Here's how he thinks his theory plays out in an art museum:
"Consider, for example, a group of college students meandering through the campus art museum. Some of the students find the modern-art gallery interesting: The works strike them as new, different, and unusual, and—thanks to a few classes in art history—they feel able to get what the artists are trying to express. But most of the students, such as the students forced to attend as part of a class assignment, do not find the modern-art gallery interesting. The works strike them as unusual but also meaningless and incomprehensible: They do not know enough about this art to find it interesting."Silvia's "comprehensibility" is a lot like what I meant by "ease." If you push me, I would have to admit that the questions that I asked myself weren't all easy, but I had high confidence that I would be able to answer them.
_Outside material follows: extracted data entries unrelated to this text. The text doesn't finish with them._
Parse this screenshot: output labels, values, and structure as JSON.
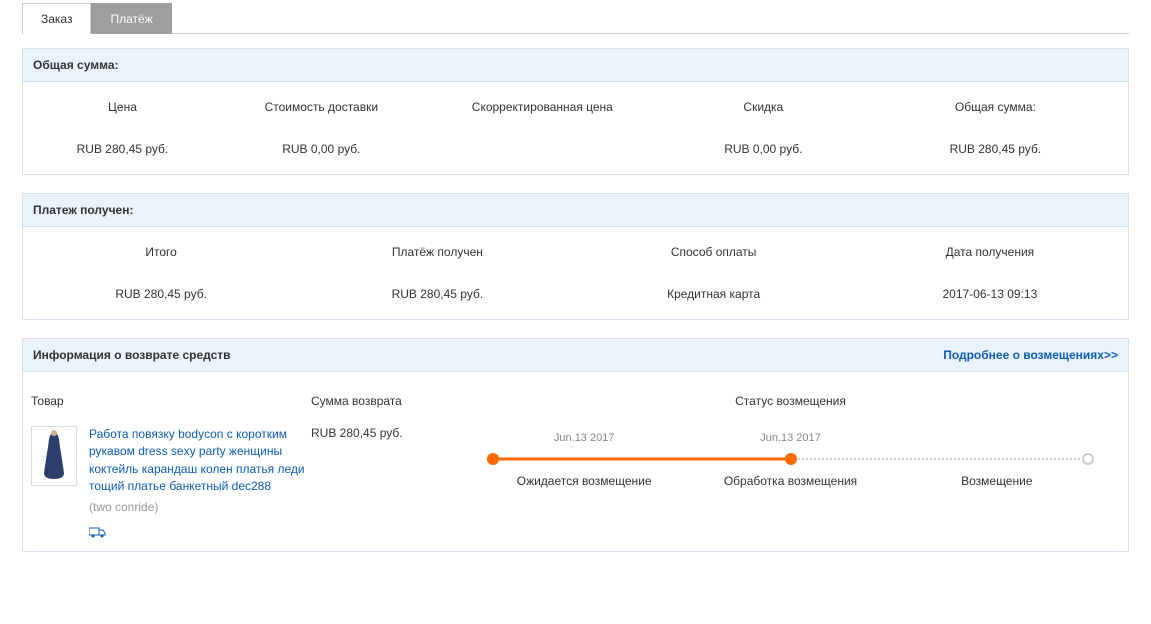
{
  "tabs": {
    "order": "Заказ",
    "payment": "Платёж"
  },
  "totals_panel": {
    "title": "Общая сумма:",
    "headers": {
      "price": "Цена",
      "shipping": "Стоимость доставки",
      "adjusted": "Скорректированная цена",
      "discount": "Скидка",
      "total": "Общая сумма:"
    },
    "values": {
      "price": "RUB 280,45 руб.",
      "shipping": "RUB 0,00 руб.",
      "adjusted": "",
      "discount": "RUB 0,00 руб.",
      "total": "RUB 280,45 руб."
    }
  },
  "received_panel": {
    "title": "Платеж получен:",
    "headers": {
      "total": "Итого",
      "received": "Платёж получен",
      "method": "Способ оплаты",
      "date": "Дата получения"
    },
    "values": {
      "total": "RUB 280,45 руб.",
      "received": "RUB 280,45 руб.",
      "method": "Кредитная карта",
      "date": "2017-06-13 09:13"
    }
  },
  "refund_panel": {
    "title": "Информация о возврате средств",
    "more_link": "Подробнее о возмещениях>>",
    "headers": {
      "product": "Товар",
      "amount": "Сумма возврата",
      "status": "Статус возмещения"
    },
    "product": {
      "name": "Работа повязку bodycon с коротким рукавом dress sexy party женщины коктейль карандаш колен платья леди тощий платье банкетный dec288",
      "sku": "(two conride)"
    },
    "amount": "RUB 280,45 руб.",
    "timeline": {
      "dates": {
        "d1": "Jun.13 2017",
        "d2": "Jun.13 2017",
        "d3": ""
      },
      "labels": {
        "l1": "Ожидается возмещение",
        "l2": "Обработка возмещения",
        "l3": "Возмещение"
      },
      "progress_pct": 50
    }
  }
}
I'm happy to drop my "ease" for Silvia's "comprehensibility."
Has he done research in math? Yes he has:
"[Subjects] spent more time viewing complex polygons than they did viewing simple polygons."Anyway, the paper's really worth checking out, and it's chock-full of citations to a really cool body of research. Here's one line worth remembering:
"New and comprehensible works are interesting; new and incomprehensible things are confusing."